Meet My Love:  The Waking from the album Nightmoves, Concord Records, 2007 Performed in Jools, Holland Kurt Elling , vocalist  //  Rob Amster, acoustic bass

How We Met: I discovered Kurt Elling through my soul sister, Kellie.  Thank you dearheart!

Getting to Know You: Kurt Elling is well known for his wide repertoire, lush baritone timbre and for being masterful at the art of vocalese; the act of adding text to the improvised solos of jazz artists.  However,  with “The Waking” he also shows off his songwriting versatility by creating and setting a most endearing melody to the text of Theodore Roethke’s 1953 poem (special note:  the collection of poetry which included “The Waking” won Roethke the Pulitzer Prize in 1954).

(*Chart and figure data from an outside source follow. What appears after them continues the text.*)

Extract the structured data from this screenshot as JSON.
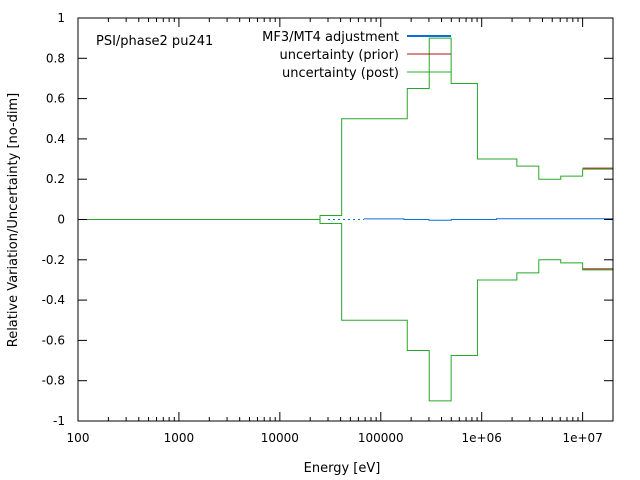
{
  "chart_data": {
    "type": "line",
    "title": "",
    "annotation": "PSI/phase2 pu241",
    "xlabel": "Energy [eV]",
    "ylabel": "Relative Variation/Uncertainty [no-dim]",
    "xscale": "log",
    "xlim": [
      100,
      20000000
    ],
    "ylim": [
      -1,
      1
    ],
    "grid": false,
    "legend_position": "top-center",
    "x_ticks": [
      {
        "value": 100,
        "label": "100"
      },
      {
        "value": 1000,
        "label": "1000"
      },
      {
        "value": 10000,
        "label": "10000"
      },
      {
        "value": 100000,
        "label": "100000"
      },
      {
        "value": 1000000,
        "label": "1e+06"
      },
      {
        "value": 10000000,
        "label": "1e+07"
      }
    ],
    "y_ticks": [
      {
        "value": 1,
        "label": "1"
      },
      {
        "value": 0.8,
        "label": "0.8"
      },
      {
        "value": 0.6,
        "label": "0.6"
      },
      {
        "value": 0.4,
        "label": "0.4"
      },
      {
        "value": 0.2,
        "label": "0.2"
      },
      {
        "value": 0,
        "label": "0"
      },
      {
        "value": -0.2,
        "label": "-0.2"
      },
      {
        "value": -0.4,
        "label": "-0.4"
      },
      {
        "value": -0.6,
        "label": "-0.6"
      },
      {
        "value": -0.8,
        "label": "-0.8"
      },
      {
        "value": -1,
        "label": "-1"
      }
    ],
    "series": [
      {
        "name": "MF3/MT4 adjustment",
        "color": "#0b6fd6",
        "style": "solid",
        "points": [
          [
            68000,
            0.003
          ],
          [
            170000,
            0.003
          ],
          [
            170000,
            0.0
          ],
          [
            300000,
            0.0
          ],
          [
            300000,
            -0.004
          ],
          [
            500000,
            -0.004
          ],
          [
            500000,
            0.0
          ],
          [
            1400000,
            0.0
          ],
          [
            1400000,
            0.004
          ],
          [
            20000000,
            0.004
          ]
        ]
      },
      {
        "name": "MF3/MT4 adjustment (dotted)",
        "color": "#0b6fd6",
        "style": "dotted",
        "points": [
          [
            30000,
            0.0
          ],
          [
            68000,
            0.0
          ]
        ]
      },
      {
        "name": "uncertainty (prior)",
        "color": "#b01010",
        "style": "solid",
        "points": [
          [
            10000000,
            0.255
          ],
          [
            20000000,
            0.255
          ]
        ]
      },
      {
        "name": "uncertainty (prior) lower",
        "color": "#b01010",
        "style": "solid",
        "points": [
          [
            10000000,
            -0.245
          ],
          [
            20000000,
            -0.245
          ]
        ]
      },
      {
        "name": "uncertainty (post)",
        "color": "#27a827",
        "style": "solid",
        "points": [
          [
            100,
            0.0
          ],
          [
            25000,
            0.0
          ],
          [
            25000,
            0.02
          ],
          [
            41000,
            0.02
          ],
          [
            41000,
            0.5
          ],
          [
            183000,
            0.5
          ],
          [
            183000,
            0.65
          ],
          [
            302000,
            0.65
          ],
          [
            302000,
            0.9
          ],
          [
            498000,
            0.9
          ],
          [
            498000,
            0.675
          ],
          [
            907000,
            0.675
          ],
          [
            907000,
            0.3
          ],
          [
            2230000,
            0.3
          ],
          [
            2230000,
            0.265
          ],
          [
            3680000,
            0.265
          ],
          [
            3680000,
            0.2
          ],
          [
            6070000,
            0.2
          ],
          [
            6070000,
            0.215
          ],
          [
            10000000,
            0.215
          ],
          [
            10000000,
            0.25
          ],
          [
            20000000,
            0.25
          ]
        ]
      },
      {
        "name": "uncertainty (post) lower",
        "color": "#27a827",
        "style": "solid",
        "points": [
          [
            100,
            0.0
          ],
          [
            25000,
            0.0
          ],
          [
            25000,
            -0.02
          ],
          [
            41000,
            -0.02
          ],
          [
            41000,
            -0.5
          ],
          [
            183000,
            -0.5
          ],
          [
            183000,
            -0.65
          ],
          [
            302000,
            -0.65
          ],
          [
            302000,
            -0.9
          ],
          [
            498000,
            -0.9
          ],
          [
            498000,
            -0.675
          ],
          [
            907000,
            -0.675
          ],
          [
            907000,
            -0.3
          ],
          [
            2230000,
            -0.3
          ],
          [
            2230000,
            -0.265
          ],
          [
            3680000,
            -0.265
          ],
          [
            3680000,
            -0.2
          ],
          [
            6070000,
            -0.2
          ],
          [
            6070000,
            -0.215
          ],
          [
            10000000,
            -0.215
          ],
          [
            10000000,
            -0.25
          ],
          [
            20000000,
            -0.25
          ]
        ]
      }
    ],
    "legend": [
      {
        "label": "MF3/MT4 adjustment",
        "color": "#0b6fd6"
      },
      {
        "label": "uncertainty (prior)",
        "color": "#b01010"
      },
      {
        "label": "uncertainty (post)",
        "color": "#27a827"
      }
    ]
  }
}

Endearing Qualities: Elling gracefully demonstrates exactly what the voice is capable of  when used to its fullest potential.  I am often lifted up and out of whatever funk I might find myself in when I listen to this song.  It is executed so well; painfully beautiful.  The bass player must also be mentioned for providing such an incredible foundation of support for Kurt to sail so smoothly, well done Mr. Amster🙂   Kurt Elling has been given a tremendous gift and I think in his hands, has become a gift to us all.